Given the global eyeballs on the story, there are many avenues that journalists and other online commentators have already dissected in detail: lessons learned from the first 48 hours, the need for crisis preparedness, initial lack of company recognition not posing an obstacle to international interest, and the prevailing ethical standards to which corporates are apparently held to.  However, arguably the most interesting dimension has been is the challenge posed to the company’s control of the narrative by the public’s need to keep the story moving.

A sky full of statements

The capricious appetite for developments that would deliver the dopamine hit users craved meant that new content spread like wildfire, creating a pronounced difficultly in verifying individual public statements.

Soon after the event, a large volume of unverified content and statements – including those “issued” by Astronomer, its CEO, the CEO’s wife, the HR lead, the HR lead’s husband, and internal company memos – were ostensibly taken at face value by social media users, influencing how the story was perceived by millions of people, without knowing if they were even legitimate.

Preparing for the unforeseeable

From a communications standpoint, what should a company do to handle and mitigate this type of situation?

Firstly, it is crucial to ask whether the statements are likely to impact the stakeholders that matter to the client. Let’s use Astronomer as an example: are the consumers of this content likely to interact with the business, either as customers, investors, employees or partners? Is it possible that the content will influence their viewpoint, decisions and behaviours in relation to Astronomer? If the answer to both is yes: does Astronomer have clear messages and ways of reaching those groups to correct any misinformation they are seeing? These, and more, are the kinds of questions companies need to be able to answer and address rapidly in high stakes situations.

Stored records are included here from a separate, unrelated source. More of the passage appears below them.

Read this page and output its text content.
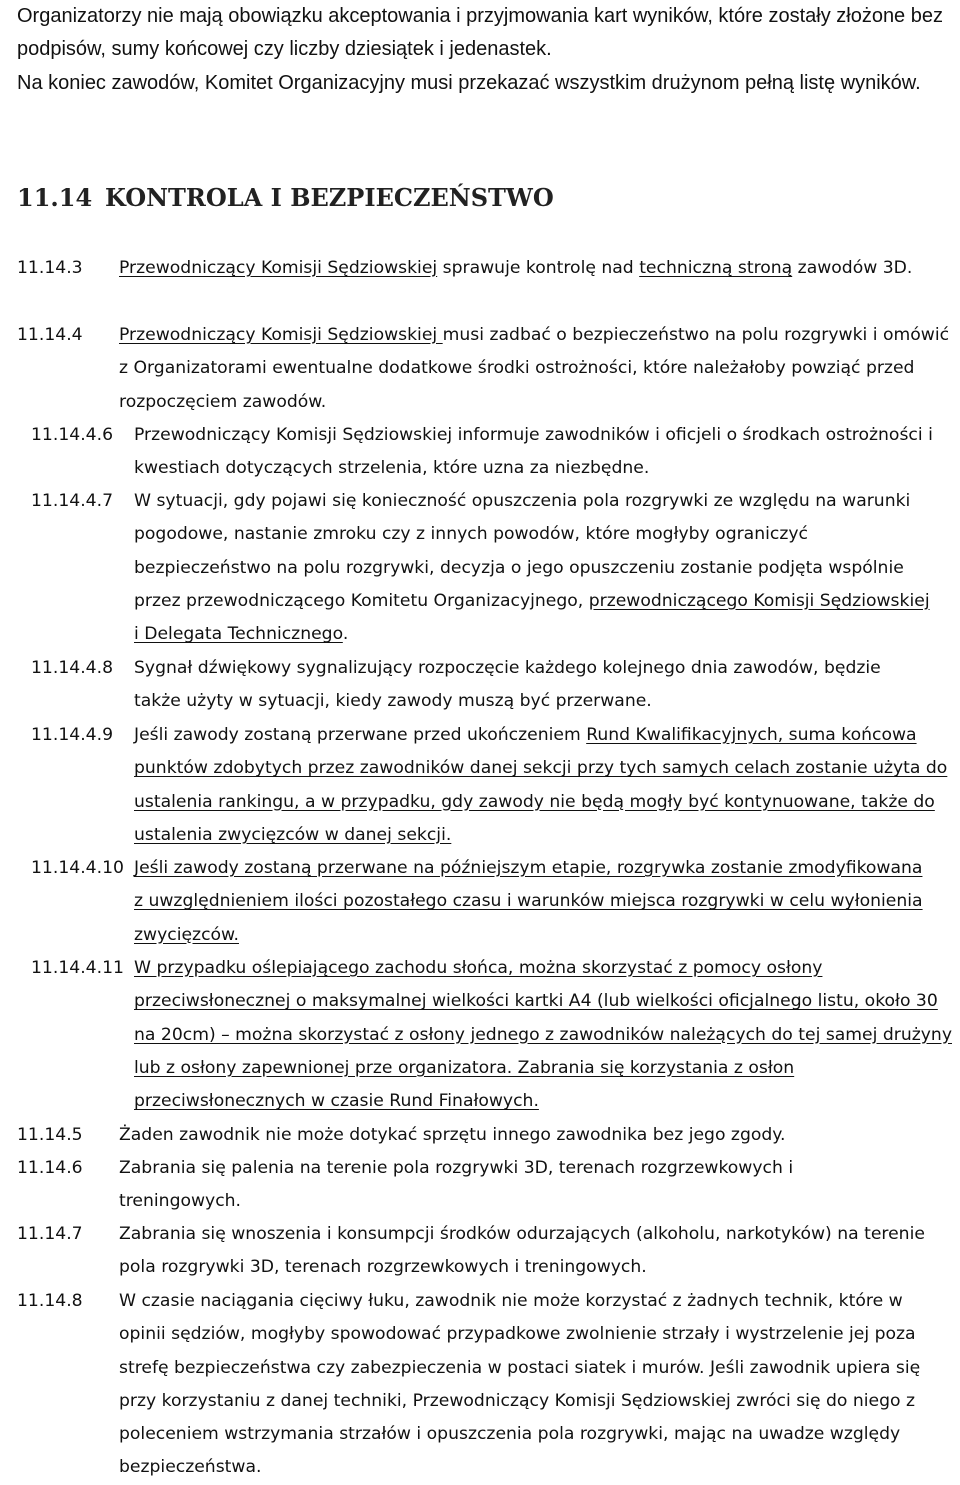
Organizatorzy nie mają obowiązku akceptowania i przyjmowania kart wyników, które zostały złożone bez podpisów, sumy końcowej czy liczby dziesiątek i jedenastek.
Na koniec zawodów, Komitet Organizacyjny musi przekazać wszystkim drużynom pełną listę wyników.
11.14 KONTROLA I BEZPIECZEŃSTWO
11.14.3	Przewodniczący Komisji Sędziowskiej sprawuje kontrolę nad techniczną stroną zawodów 3D.
11.14.4	Przewodniczący Komisji Sędziowskiej musi zadbać o bezpieczeństwo na polu rozgrywki i omówić z Organizatorami ewentualne dodatkowe środki ostrożności, które należałoby powziąć przed rozpoczęciem zawodów.
11.14.4.6	Przewodniczący Komisji Sędziowskiej informuje zawodników i oficjeli o środkach ostrożności i kwestiach dotyczących strzelenia, które uzna za niezbędne.
11.14.4.7	W sytuacji, gdy pojawi się konieczność opuszczenia pola rozgrywki ze względu na warunki pogodowe, nastanie zmroku czy z innych powodów, które mogłyby ograniczyć bezpieczeństwo na polu rozgrywki, decyzja o jego opuszczeniu zostanie podjęta wspólnie przez przewodniczącego Komitetu Organizacyjnego, przewodniczącego Komisji Sędziowskiej i Delegata Technicznego.
11.14.4.8	Sygnał dźwiękowy sygnalizujący rozpoczęcie każdego kolejnego dnia zawodów, będzie także użyty w sytuacji, kiedy zawody muszą być przerwane.
11.14.4.9	Jeśli zawody zostaną przerwane przed ukończeniem Rund Kwalifikacyjnych, suma końcowa punktów zdobytych przez zawodników danej sekcji przy tych samych celach zostanie użyta do ustalenia rankingu, a w przypadku, gdy zawody nie będą mogły być kontynuowane, także do ustalenia zwycięzców w danej sekcji.
11.14.4.10 Jeśli zawody zostaną przerwane na późniejszym etapie, rozgrywka zostanie zmodyfikowana z uwzględnieniem ilości pozostałego czasu i warunków miejsca rozgrywki w celu wyłonienia zwycięzców.
11.14.4.11 W przypadku oślepiającego zachodu słońca, można skorzystać z pomocy osłony przeciwsłonecznej o maksymalnej wielkości kartki A4 (lub wielkości oficjalnego listu, około 30 na 20cm) – można skorzystać z osłony jednego z zawodników należących do tej samej drużyny lub z osłony zapewnionej prze organizatora. Zabrania się korzystania z osłon przeciwsłonecznych w czasie Rund Finałowych.
11.14.5	Żaden zawodnik nie może dotykać sprzętu innego zawodnika bez jego zgody.
11.14.6	Zabrania się palenia na terenie pola rozgrywki 3D, terenach rozgrzewkowych i treningowych.
11.14.7	Zabrania się wnoszenia i konsumpcji środków odurzających (alkoholu, narkotyków) na terenie pola rozgrywki 3D, terenach rozgrzewkowych i treningowych.
11.14.8	W czasie naciągania cięciwy łuku, zawodnik nie może korzystać z żadnych technik, które w opinii sędziów, mogłyby spowodować przypadkowe zwolnienie strzały i wystrzelenie jej poza strefę bezpieczeństwa czy zabezpieczenia w postaci siatek i murów. Jeśli zawodnik upiera się przy korzystaniu z danej techniki, Przewodniczący Komisji Sędziowskiej zwróci się do niego z poleceniem wstrzymania strzałów i opuszczenia pola rozgrywki, mając na uwadze względy bezpieczeństwa.
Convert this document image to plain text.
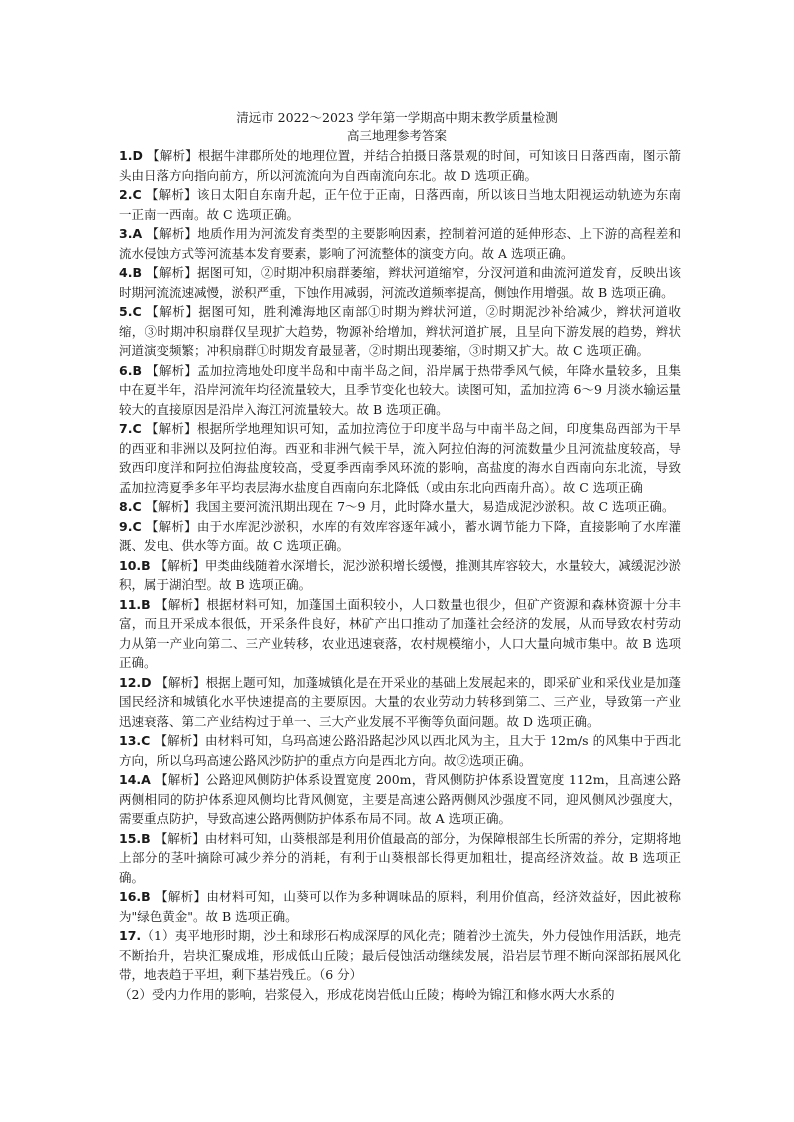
清远市 2022～2023 学年第一学期高中期末教学质量检测
高三地理参考答案

1.D 【解析】根据牛津郡所处的地理位置，并结合拍摄日落景观的时间，可知该日日落西南，图示箭头由日落方向指向前方，所以河流流向为自西南流向东北。故 D 选项正确。

2.C 【解析】该日太阳自东南升起，正午位于正南，日落西南，所以该日当地太阳视运动轨迹为东南一正南一西南。故 C 选项正确。

3.A 【解析】地质作用为河流发育类型的主要影响因素，控制着河道的延伸形态、上下游的高程差和流水侵蚀方式等河流基本发育要素，影响了河流整体的演变方向。故 A 选项正确。

4.B 【解析】据图可知，②时期冲积扇群萎缩，辫状河道缩窄，分汊河道和曲流河道发育，反映出该时期河流流速减慢，淤积严重，下蚀作用减弱，河流改道频率提高，侧蚀作用增强。故 B 选项正确。

5.C 【解析】据图可知，胜利滩海地区南部①时期为辫状河道，②时期泥沙补给减少，辫状河道收缩，③时期冲积扇群仅呈现扩大趋势，物源补给增加，辫状河道扩展，且呈向下游发展的趋势，辫状河道演变频繁；冲积扇群①时期发育最显著，②时期出现萎缩，③时期又扩大。故 C 选项正确。

6.B 【解析】孟加拉湾地处印度半岛和中南半岛之间，沿岸属于热带季风气候，年降水量较多，且集中在夏半年，沿岸河流年均径流量较大，且季节变化也较大。读图可知，孟加拉湾 6～9 月淡水输运量较大的直接原因是沿岸入海江河流量较大。故 B 选项正确。

7.C 【解析】根据所学地理知识可知，孟加拉湾位于印度半岛与中南半岛之间，印度集岛西部为干旱的西亚和非洲以及阿拉伯海。西亚和非洲气候干旱，流入阿拉伯海的河流数量少且河流盐度较高，导致西印度洋和阿拉伯海盐度较高，受夏季西南季风环流的影响，高盐度的海水自西南向东北流，导致孟加拉湾夏季多年平均表层海水盐度自西南向东北降低（或由东北向西南升高）。故 C 选项正确

8.C 【解析】我国主要河流汛期出现在 7～9 月，此时降水量大，易造成泥沙淤积。故 C 选项正确。

9.C 【解析】由于水库泥沙淤积，水库的有效库容逐年减小，蓄水调节能力下降，直接影响了水库灌溉、发电、供水等方面。故 C 选项正确。

10.B 【解析】甲类曲线随着水深增长，泥沙淤积增长缓慢，推测其库容较大，水量较大，减缓泥沙淤积，属于湖泊型。故 B 选项正确。

11.B 【解析】根据材料可知，加蓬国土面积较小，人口数量也很少，但矿产资源和森林资源十分丰富，而且开采成本很低，开采条件良好，林矿产出口推动了加蓬社会经济的发展，从而导致农村劳动力从第一产业向第二、三产业转移，农业迅速衰落，农村规模缩小，人口大量向城市集中。故 B 选项正确。

12.D 【解析】根据上题可知，加蓬城镇化是在开采业的基础上发展起来的，即采矿业和采伐业是加蓬国民经济和城镇化水平快速提高的主要原因。大量的农业劳动力转移到第二、三产业，导致第一产业迅速衰落、第二产业结构过于单一、三大产业发展不平衡等负面问题。故 D 选项正确。

13.C 【解析】由材料可知，乌玛高速公路沿路起沙风以西北风为主，且大于 12m/s 的风集中于西北方向，所以乌玛高速公路风沙防护的重点方向是西北方向。故②选项正确。

14.A 【解析】公路迎风侧防护体系设置宽度 200m，背风侧防护体系设置宽度 112m，且高速公路两侧相同的防护体系迎风侧均比背风侧宽，主要是高速公路两侧风沙强度不同，迎风侧风沙强度大，需要重点防护，导致高速公路两侧防护体系布局不同。故 A 选项正确。

15.B 【解析】由材料可知，山葵根部是利用价值最高的部分，为保障根部生长所需的养分，定期将地上部分的茎叶摘除可减少养分的消耗，有利于山葵根部长得更加粗壮，提高经济效益。故 B 选项正确。

16.B 【解析】由材料可知，山葵可以作为多种调味品的原料，利用价值高，经济效益好，因此被称为"绿色黄金"。故 B 选项正确。

17.（1）夷平地形时期，沙土和球形石构成深厚的风化壳；随着沙土流失，外力侵蚀作用活跃，地壳不断抬升，岩块汇聚成堆，形成低山丘陵；最后侵蚀活动继续发展，沿岩层节理不断向深部拓展风化带，地表趋于平坦，剩下基岩残丘。（6 分）

（2）受内力作用的影响，岩浆侵入，形成花岗岩低山丘陵；梅岭为锦江和修水两大水系的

In any crisis taking flight on social media, it is vital to:

  1. Never underestimate its power and sprawling reach. The old adage that “tragedy plus time equals comedy” does not apply online – social media will make light of a situation almost immediately, and the underlying humour will drive click bait and engagement.
  2. Meet the audience where they are. If they are online, your tone needs to, at least in part, reflect the content they are already consuming. Speak plainly, do not trip over corporate jargon, and keep things easily digestible.
  3. Remember that if news-cycles are popular, they are not 24 hours. Publications and content creators will feed high engagement narratives, and companies need to remain alive to updates that can turn sentiment on its head. With the help of strategic communications, companies can manage active situations while effectively planning for bends in the road.
  4. Keep your focus clear. In situations where there is a lot of noise, it is important to determine what content can be trusted, what needs to be corrected, and to whom that correction matters.
  5. Get on the field. It can feel intimidating facing a wall of social media content, but sitting on the sidelines will only make things murkier. This does not mean companies should jump on a TikTok trend or go on Instagram Live in response, but it does mean they need to recognise and respond to the risks created.

Given the widespread appetite for the story, it is clear that this will not be the last of the Coldplay debacle. It is an important reminder to ensure that the twists and turns of a crisis are not dedicated by the whims of social media users, and the imperative need to keep the audiences that matter – and your routes to them – front and centre.